Review: Alexandra Fuller’s ‘Leaving Before the Rains Come’
Alexandra Fuller has written a divorce memoir for people who may not like divorce memoirs — a group that, she confesses, once included herself. When her own marriage was faltering, she sought solace and advice in secondhand paperback breakup books “that came in the telltale, rippled condition of women on the brink; read in the bath, wept on, or both.” She read these volumes furtively and with “increasing dismay,” abandoning them in the backs of airplane seats and in hotels, “a guilty trail of contagion.” One book disturbed her so much that she “tore it into parts and discarded the fragments in separate gas station garbage bins across South Dakota and Nebraska.”
Leaving Before the Rains Come should meet no such fate. The book is a deeply felt, beautifully written account of the emotional challenges of forging any sort of relationship — between husband and wife, boyfriend and girlfriend, parent and child. It also is a rich portrayal of life in Africa and a raw chronicle about the double-edged sword of independence.
The book is not Fuller’s first memoir, but you need not have read her previous volumes — Don’t Let’s Go to the Dogs Tonight, Cocktail Hour Under the Tree of Forgetfulness — to be drawn into her story. In 1972, at age 2, the British-born author moved to what was then Rhodesia, and after that country’s civil war moved to Malawi, then Zambia. Throughout Fuller’s childhood, danger — stray bullets, disease and wild animals — lurked everywhere. Three of her siblings died in their youth, one while in Fuller’s care.
Early on, Fuller “planned for a life of spinsterhood.” And why not, since any suitable man needed to pass the “endurance test” of her family. “Most of the men would flee a day after arriving, sunburned, alcohol-poisoned, savaged by the dogs, and crippled with stomach cramps.” But one did stay: an American named Charlie Ross, who loved polo and whitewater rafting. To Fuller, he seemed that perfect mix of edginess and security. “I believed that if I moored myself to Charlie, I would know tranquility interspersed with organized adventure,” she writes, imagining their future together as Out of Africa “without the plane crashes, syphilis, and Danish accent.”

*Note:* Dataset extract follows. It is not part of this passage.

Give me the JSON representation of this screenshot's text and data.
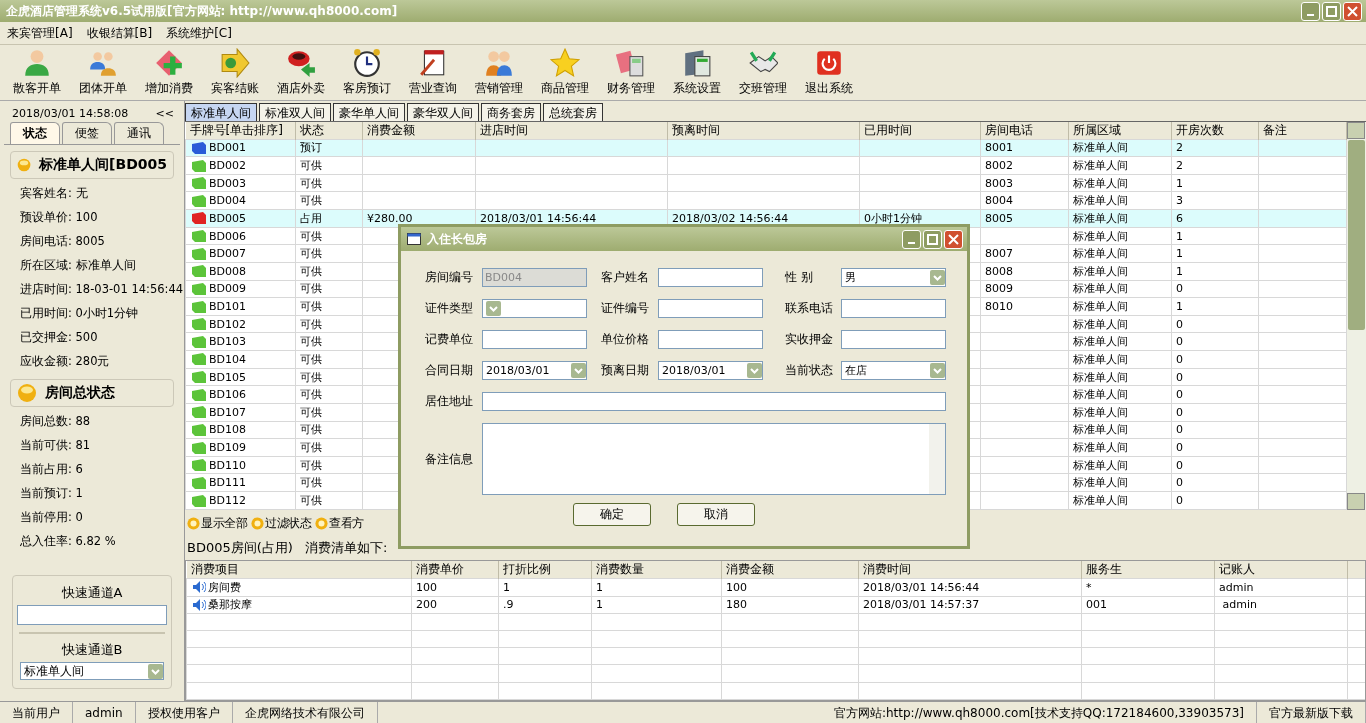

But after Fuller wilted with malaria while caring for her newborn, the couple decided to move to eastern Idaho. She found herself unable to adjust to an American lifestyle. Then her husband’s real estate business began to falter, and money problems undermined an already crumbling marriage.
So Fuller turned to writing. She wrote nine novels that were rejected by publishers. She gave birth to two more children. She found her voice in writing memoirs and reporting magazine articles from the edge of violence. But none of this could save a marriage that was doomed the moment Fuller left Africa and her eccentric, bullish family.

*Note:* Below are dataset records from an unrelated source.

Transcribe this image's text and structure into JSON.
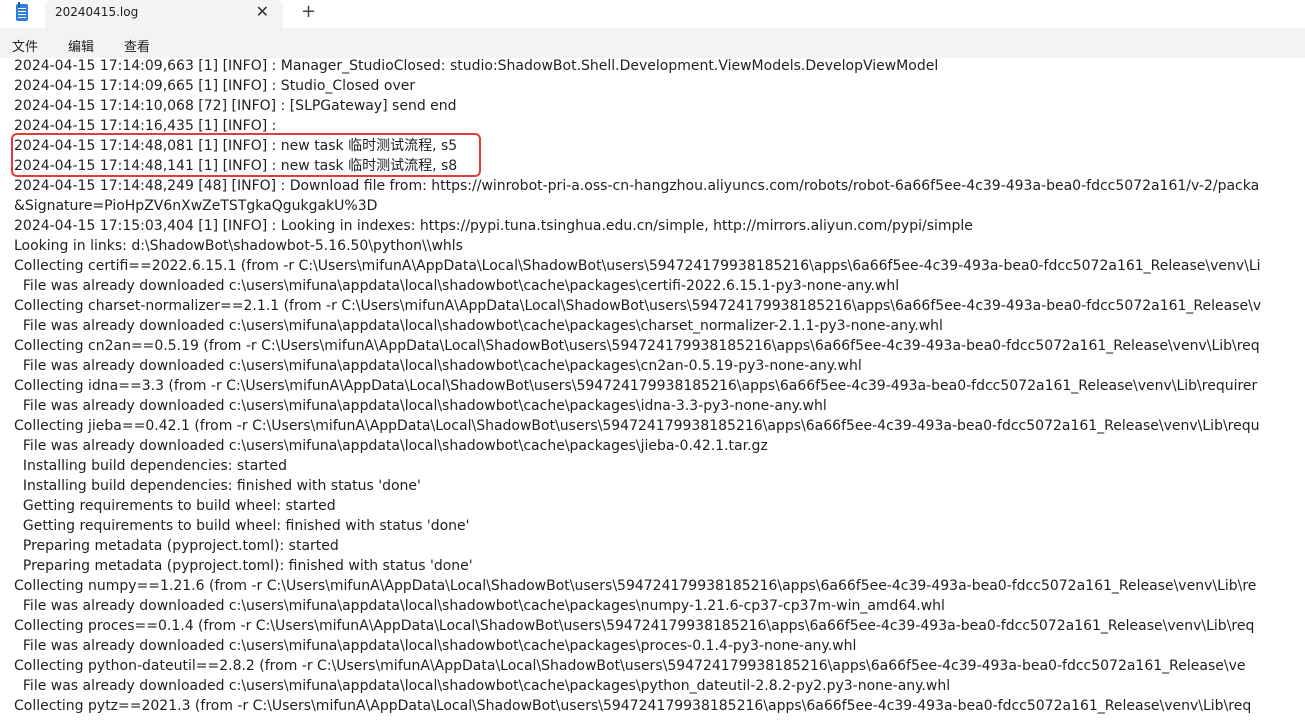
{
  "tab": {
    "title": "20240415.log",
    "close_glyph": "✕",
    "new_glyph": "+"
  },
  "menu": {
    "file": "文件",
    "edit": "编辑",
    "view": "查看"
  },
  "colors": {
    "highlight_border": "#e13c3c",
    "menubar_bg": "#f3f3f3",
    "tab_bg": "#f3f3f3"
  },
  "icons": {
    "app": "notepad-icon",
    "close": "close-icon",
    "new_tab": "plus-icon"
  },
  "log_lines": [
    "2024-04-15 17:14:09,663 [1] [INFO] : Manager_StudioClosed: studio:ShadowBot.Shell.Development.ViewModels.DevelopViewModel",
    "2024-04-15 17:14:09,665 [1] [INFO] : Studio_Closed over",
    "2024-04-15 17:14:10,068 [72] [INFO] : [SLPGateway] send end",
    "2024-04-15 17:14:16,435 [1] [INFO] :",
    "2024-04-15 17:14:48,081 [1] [INFO] : new task 临时测试流程, s5",
    "2024-04-15 17:14:48,141 [1] [INFO] : new task 临时测试流程, s8",
    "2024-04-15 17:14:48,249 [48] [INFO] : Download file from: https://winrobot-pri-a.oss-cn-hangzhou.aliyuncs.com/robots/robot-6a66f5ee-4c39-493a-bea0-fdcc5072a161/v-2/packa",
    "&Signature=PioHpZV6nXwZeTSTgkaQgukgakU%3D",
    "2024-04-15 17:15:03,404 [1] [INFO] : Looking in indexes: https://pypi.tuna.tsinghua.edu.cn/simple, http://mirrors.aliyun.com/pypi/simple",
    "Looking in links: d:\\ShadowBot\\shadowbot-5.16.50\\python\\\\whls",
    "Collecting certifi==2022.6.15.1 (from -r C:\\Users\\mifunA\\AppData\\Local\\ShadowBot\\users\\594724179938185216\\apps\\6a66f5ee-4c39-493a-bea0-fdcc5072a161_Release\\venv\\Li",
    "  File was already downloaded c:\\users\\mifuna\\appdata\\local\\shadowbot\\cache\\packages\\certifi-2022.6.15.1-py3-none-any.whl",
    "Collecting charset-normalizer==2.1.1 (from -r C:\\Users\\mifunA\\AppData\\Local\\ShadowBot\\users\\594724179938185216\\apps\\6a66f5ee-4c39-493a-bea0-fdcc5072a161_Release\\v",
    "  File was already downloaded c:\\users\\mifuna\\appdata\\local\\shadowbot\\cache\\packages\\charset_normalizer-2.1.1-py3-none-any.whl",
    "Collecting cn2an==0.5.19 (from -r C:\\Users\\mifunA\\AppData\\Local\\ShadowBot\\users\\594724179938185216\\apps\\6a66f5ee-4c39-493a-bea0-fdcc5072a161_Release\\venv\\Lib\\req",
    "  File was already downloaded c:\\users\\mifuna\\appdata\\local\\shadowbot\\cache\\packages\\cn2an-0.5.19-py3-none-any.whl",
    "Collecting idna==3.3 (from -r C:\\Users\\mifunA\\AppData\\Local\\ShadowBot\\users\\594724179938185216\\apps\\6a66f5ee-4c39-493a-bea0-fdcc5072a161_Release\\venv\\Lib\\requirer",
    "  File was already downloaded c:\\users\\mifuna\\appdata\\local\\shadowbot\\cache\\packages\\idna-3.3-py3-none-any.whl",
    "Collecting jieba==0.42.1 (from -r C:\\Users\\mifunA\\AppData\\Local\\ShadowBot\\users\\594724179938185216\\apps\\6a66f5ee-4c39-493a-bea0-fdcc5072a161_Release\\venv\\Lib\\requ",
    "  File was already downloaded c:\\users\\mifuna\\appdata\\local\\shadowbot\\cache\\packages\\jieba-0.42.1.tar.gz",
    "  Installing build dependencies: started",
    "  Installing build dependencies: finished with status 'done'",
    "  Getting requirements to build wheel: started",
    "  Getting requirements to build wheel: finished with status 'done'",
    "  Preparing metadata (pyproject.toml): started",
    "  Preparing metadata (pyproject.toml): finished with status 'done'",
    "Collecting numpy==1.21.6 (from -r C:\\Users\\mifunA\\AppData\\Local\\ShadowBot\\users\\594724179938185216\\apps\\6a66f5ee-4c39-493a-bea0-fdcc5072a161_Release\\venv\\Lib\\re",
    "  File was already downloaded c:\\users\\mifuna\\appdata\\local\\shadowbot\\cache\\packages\\numpy-1.21.6-cp37-cp37m-win_amd64.whl",
    "Collecting proces==0.1.4 (from -r C:\\Users\\mifunA\\AppData\\Local\\ShadowBot\\users\\594724179938185216\\apps\\6a66f5ee-4c39-493a-bea0-fdcc5072a161_Release\\venv\\Lib\\req",
    "  File was already downloaded c:\\users\\mifuna\\appdata\\local\\shadowbot\\cache\\packages\\proces-0.1.4-py3-none-any.whl",
    "Collecting python-dateutil==2.8.2 (from -r C:\\Users\\mifunA\\AppData\\Local\\ShadowBot\\users\\594724179938185216\\apps\\6a66f5ee-4c39-493a-bea0-fdcc5072a161_Release\\ve",
    "  File was already downloaded c:\\users\\mifuna\\appdata\\local\\shadowbot\\cache\\packages\\python_dateutil-2.8.2-py2.py3-none-any.whl",
    "Collecting pytz==2021.3 (from -r C:\\Users\\mifunA\\AppData\\Local\\ShadowBot\\users\\594724179938185216\\apps\\6a66f5ee-4c39-493a-bea0-fdcc5072a161_Release\\venv\\Lib\\req"
  ]
}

Fuller is a magnificent, insightful writer, though her “unfiltered outspokenness,” as she puts it, can at times overshadow the other characters. Her husband and children remain thin sketches in the multipart drama that is Alexandra Fuller of southern Africa. She is the grand dame of a rich, tumultuous love story sunk by its outsize, fiercely independent heroine. Her final line — “I was enough” — feels both brave and lonely.
Nora Krug reviewed this book for The Washington Post.